Carenza di docenti e presidi, Azione Scuola: "Per ora nessun Governo ha risolto i problemi del sistema scolastico" (Foto di Vinicio Marchetti)

Carenza di dirigenti scolastici ed insegnanti

"Dobbiamo avere contezza del fatto che le associazioni sindacali dovrebbero tornare a considerare le questioni della territorialità - afferma Lorenzo Bifulco - oggi, noi possiamo notare che, in provincia di Avellino, c'è una trascuratezza generale. Abbiamo un vuoto nella titolarità delle scuole, ci sono dirigenti a reggenza e, di conseguenza, gli alunni si ritrovano senza una guida. Se non c'è un intervento immmediato da parte di chi ha competenza per gestire questa situazione, chiaramente, avremo sempre più problemi rilevanti".

"Cerchiamo di sensibilizzare le parti sociali affinchè ci siano delle proposte concrete. Una è quella di far rientrare i dirigenti fuori regione attraverso la mobilità". Questa l'idea di Bifulco per sostituire il sistema delle reggenze, con il quale si mette a rischio il corretto funzionamento delle scuole a causa della presenza di un solo dirigente chiamato a sostenere la gestione di più istituti contemporaneamente. Una situazione che si evidenzia in molti istituti dell'Alta Irpinia.

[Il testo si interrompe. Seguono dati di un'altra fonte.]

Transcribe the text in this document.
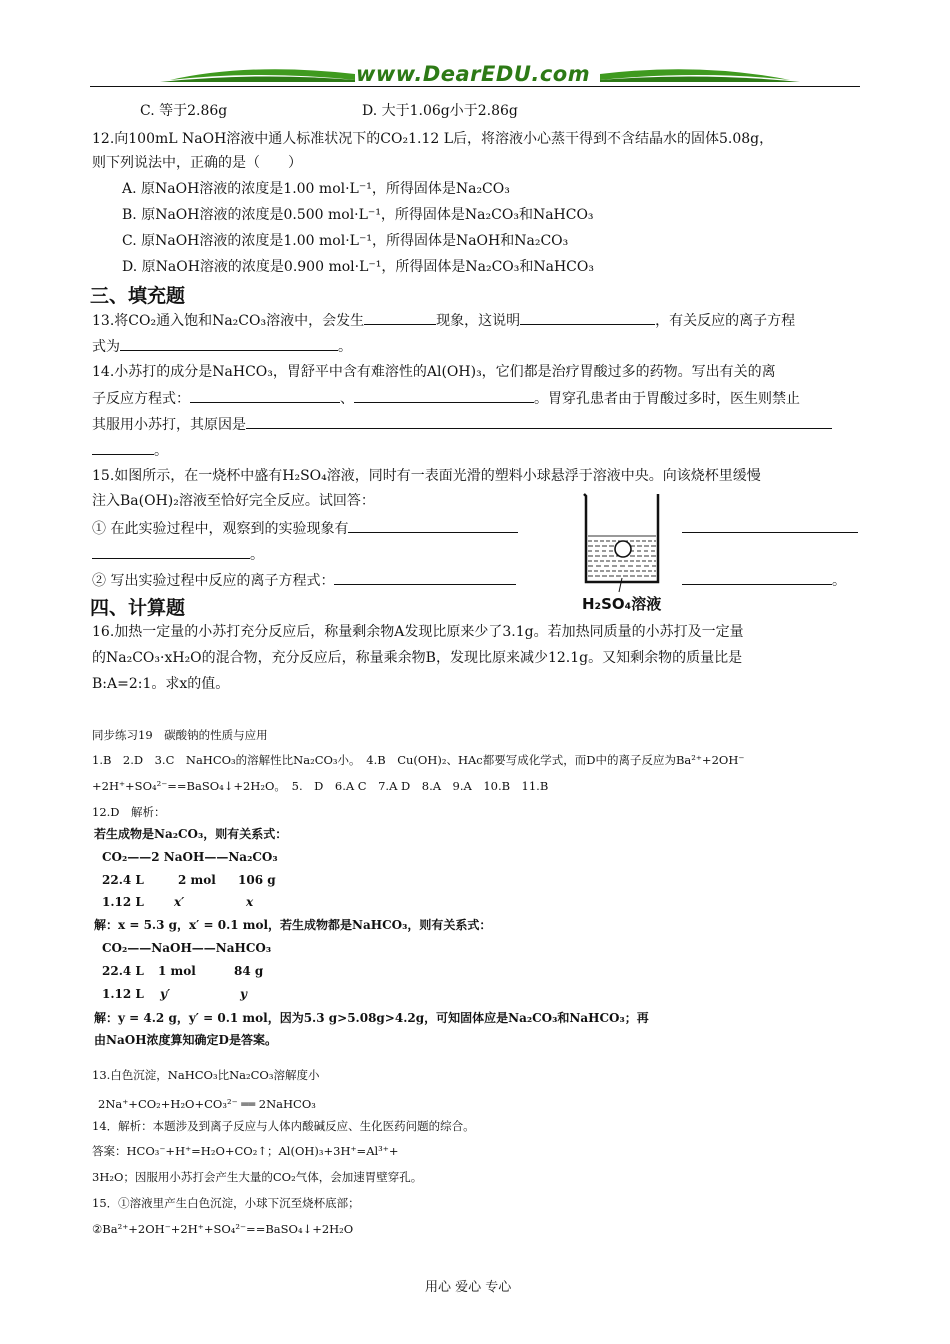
www.DearEDU.com
C. 等于2.86g	D. 大于1.06g小于2.86g
12.向100mL NaOH溶液中通人标准状况下的CO₂1.12 L后，将溶液小心蒸干得到不含结晶水的固体5.08g，
则下列说法中，正确的是（　　）
A. 原NaOH溶液的浓度是1.00 mol·L⁻¹，所得固体是Na₂CO₃
B. 原NaOH溶液的浓度是0.500 mol·L⁻¹，所得固体是Na₂CO₃和NaHCO₃
C. 原NaOH溶液的浓度是1.00 mol·L⁻¹，所得固体是NaOH和Na₂CO₃
D. 原NaOH溶液的浓度是0.900 mol·L⁻¹，所得固体是Na₂CO₃和NaHCO₃
三、填充题
13.将CO₂通入饱和Na₂CO₃溶液中，会发生	现象，这说明	，有关反应的离子方程
式为	。
14.小苏打的成分是NaHCO₃，胃舒平中含有难溶性的Al(OH)₃，它们都是治疗胃酸过多的药物。写出有关的离
子反应方程式：	、	。胃穿孔患者由于胃酸过多时，医生则禁止
其服用小苏打，其原因是
。
15.如图所示，在一烧杯中盛有H₂SO₄溶液，同时有一表面光滑的塑料小球悬浮于溶液中央。向该烧杯里缓慢
注入Ba(OH)₂溶液至恰好完全反应。试回答：
① 在此实验过程中，观察到的实验现象有
。
② 写出实验过程中反应的离子方程式：	。
H₂SO₄溶液
四、计算题
16.加热一定量的小苏打充分反应后，称量剩余物A发现比原来少了3.1g。若加热同质量的小苏打及一定量
的Na₂CO₃·xH₂O的混合物，充分反应后，称量乘余物B，发现比原来减少12.1g。又知剩余物的质量比是
B:A=2:1。求x的值。
同步练习19　碳酸钠的性质与应用
1.B　2.D　3.C　NaHCO₃的溶解性比Na₂CO₃小。　4.B　Cu(OH)₂、HAc都要写成化学式，而D中的离子反应为Ba²⁺+2OH⁻
+2H⁺+SO₄²⁻==BaSO₄↓+2H₂O。　5.　D　6.A C　7.A D　8.A　9.A　10.B　11.B
12.D　解析：
若生成物是Na₂CO₃，则有关系式：
CO₂——2 NaOH——Na₂CO₃
22.4 L	2 mol 106 g
1.12 L	x′	x
解：x = 5.3 g，x′ = 0.1 mol，若生成物都是NaHCO₃，则有关系式：
CO₂——NaOH——NaHCO₃
22.4 L 1 mol	84 g
1.12 L y′	y
解：y = 4.2 g，y′ = 0.1 mol，因为5.3 g>5.08g>4.2g，可知固体应是Na₂CO₃和NaHCO₃；再
由NaOH浓度算知确定D是答案。
13.白色沉淀，NaHCO₃比Na₂CO₃溶解度小
2Na⁺+CO₂+H₂O+CO₃²⁻ ══ 2NaHCO₃
14．解析：本题涉及到离子反应与人体内酸碱反应、生化医药问题的综合。
答案：HCO₃⁻+H⁺=H₂O+CO₂↑；Al(OH)₃+3H⁺=Al³⁺+
3H₂O；因服用小苏打会产生大量的CO₂气体，会加速胃壁穿孔。
15．①溶液里产生白色沉淀，小球下沉至烧杯底部；
②Ba²⁺+2OH⁻+2H⁺+SO₄²⁻==BaSO₄↓+2H₂O
用心 爱心 专心
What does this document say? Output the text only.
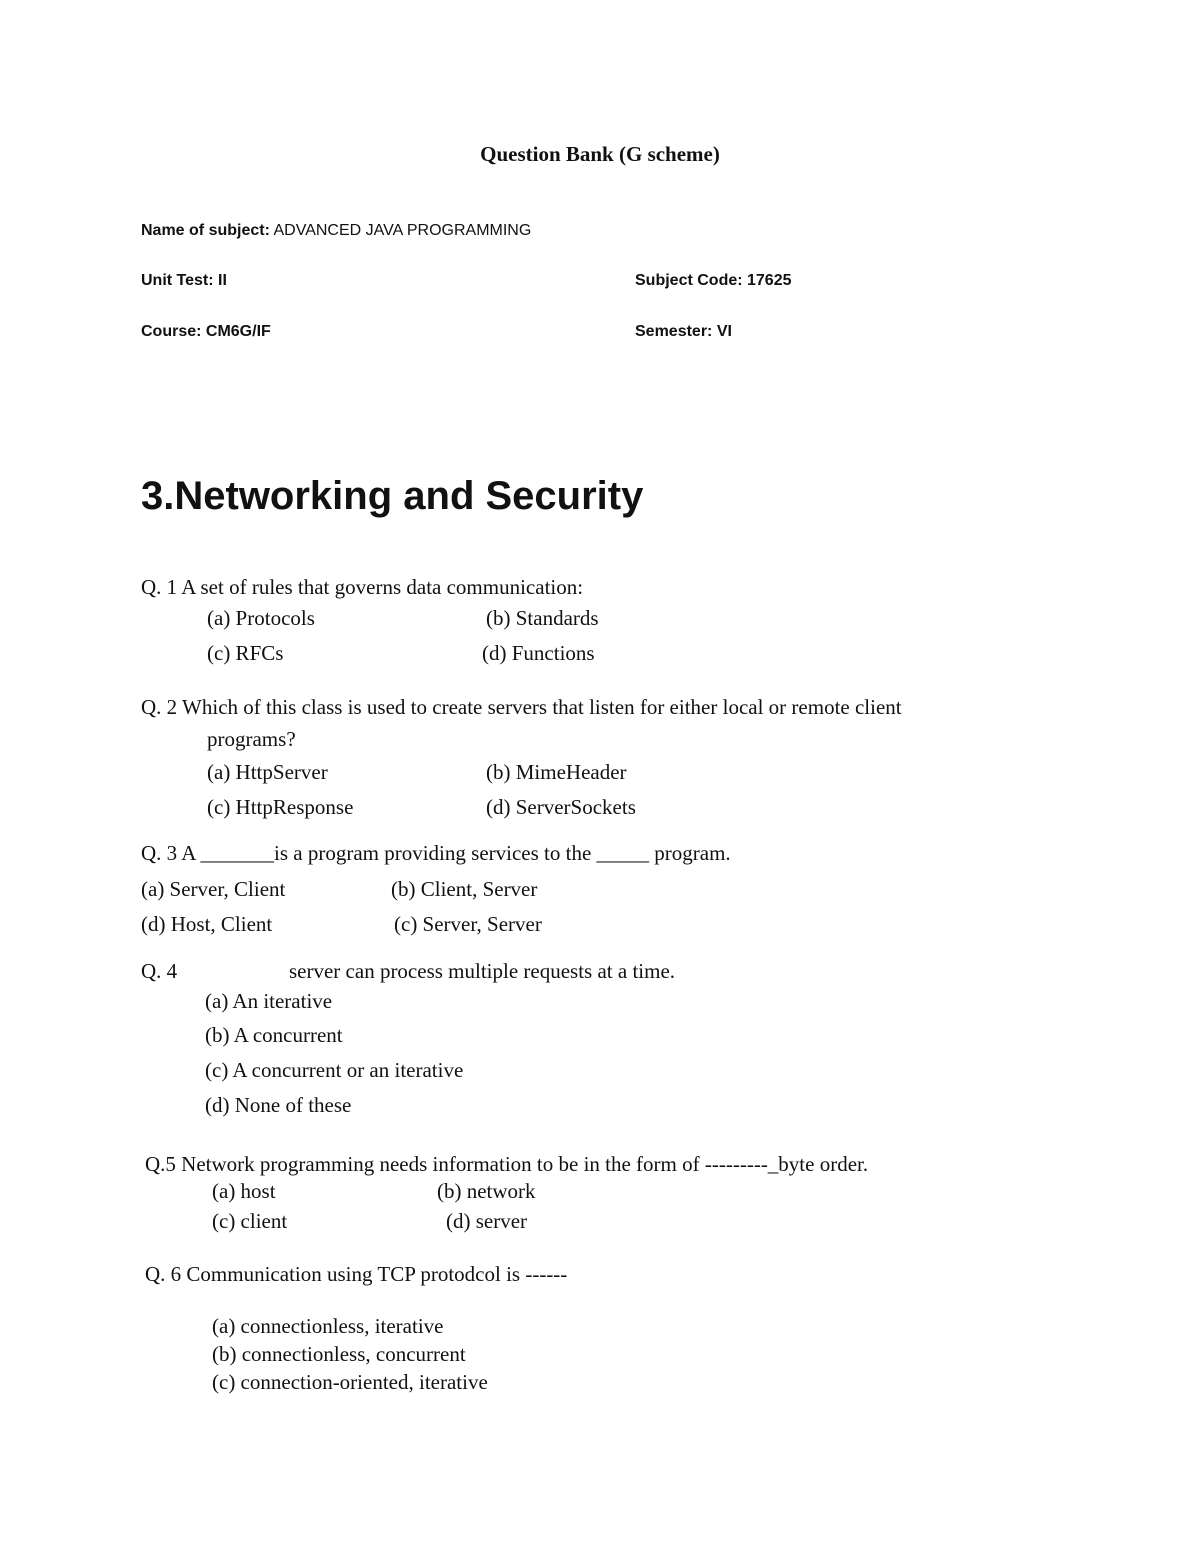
Question Bank (G scheme)
Name of subject: ADVANCED JAVA PROGRAMMING
Unit Test: II	Subject Code: 17625
Course: CM6G/IF	Semester: VI
3.Networking and Security
Q. 1 A set of rules that governs data communication:
(a) Protocols	(b) Standards
(c) RFCs	(d) Functions
Q. 2 Which of this class is used to create servers that listen for either local or remote client
programs?
(a) HttpServer	(b) MimeHeader
(c) HttpResponse	(d) ServerSockets
Q. 3 A _______is a program providing services to the _____ program.
(a) Server, Client	(b) Client, Server
(d) Host, Client	(c) Server, Server
Q. 4	server can process multiple requests at a time.
(a) An iterative
(b) A concurrent
(c) A concurrent or an iterative
(d) None of these
Q.5 Network programming needs information to be in the form of ---------_byte order.
(a) host	(b) network
(c) client	(d) server
Q. 6 Communication using TCP protodcol is ------
(a) connectionless, iterative
(b) connectionless, concurrent
(c) connection-oriented, iterative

"Ogni anno non si riescono mai a coprire tutte le cattedre. Si pensa sempre ad assumere supplenti. Nessun Governo ha mai risolto un problema così importante che influisce negativamente sulla cultura dell'intero paese" afferma Giovanni Centrella, segretario generale della confederazione sindacale Selp, sulla mancanza di docenti di ruolo. 

Settimana corta in contrasto al caro-energia

Alle difficoltà di sempre si aggiunge il problema dell'aumento dei costi del riscaldamento degli edifici scolastici, dovuto al caro energia: "Questo sarà un anno ancora più difficile rispetto agli altri perchè la questione dell'energia elettrica si ripercuoterà sulle problematiche dei Comuni rispetto alle varie situazioni scolastiche. Per questo, stiamo cercando di sensibilizzare le forze politiche" dice Centrella. 

Fra le proposte pensate per arginare l'innalzamento dei costi di luce e gas, per quanto concerne le scuole, c'è stata la cosiddetta "settimana corta" che consiste nella riduzione dei giorni di scuola da sei a cinque: in classe fino a venerdì, aule chiuse il sabato.

Un piano teoricamente attuabile secondo il ministro dell'Istruzione Patrizio Bianchi, ma non come contromossa per ridurre i consumi: "La settimana corta a scuola? Noi in sede di Consiglio dei ministri non ne abbiamo mai parlato. Io considero la settimana corta importante se sta dentro un piano didattico e non come misura di risparmio energetico". ''Sono favorevole a ogni situazione che permetta alla scuola, alle famiglie di ritrovarsi - ha sottolineato il ministro a SkyTg24 - sono contrario all'idea che poiché c'è una emergenza deve essere la scuola la prima a pagare". (Leggi la notizia su Today.it).

Anche ad Avellino, Comune e Provincia si sono riuniti per l'attuazione della settimana corta. Il 6 settembre scorso, presso Palazzo Caracciolo, si è tenuto un incontro operativo per discutere di tale iniziativa di concerto con i dirigenti scolastici degli istituti e dei licei del capoluogo irpino. Se per le elementari e medie il 90% delle adesioni ha consentito il via libera, tra le scuole superiori è prevalsa la frammentazione. Dall'ITE Amabile e dal Liceo "De Luca" la risposta dei presidi è stata negativa e non ha consentito una visione unitaria del piano trasporti, un particolare da non trascurare perchè gli studenti non vivano disagi negli spostamenti dalle proprie abitazioni al luogo della scuola che frequentano.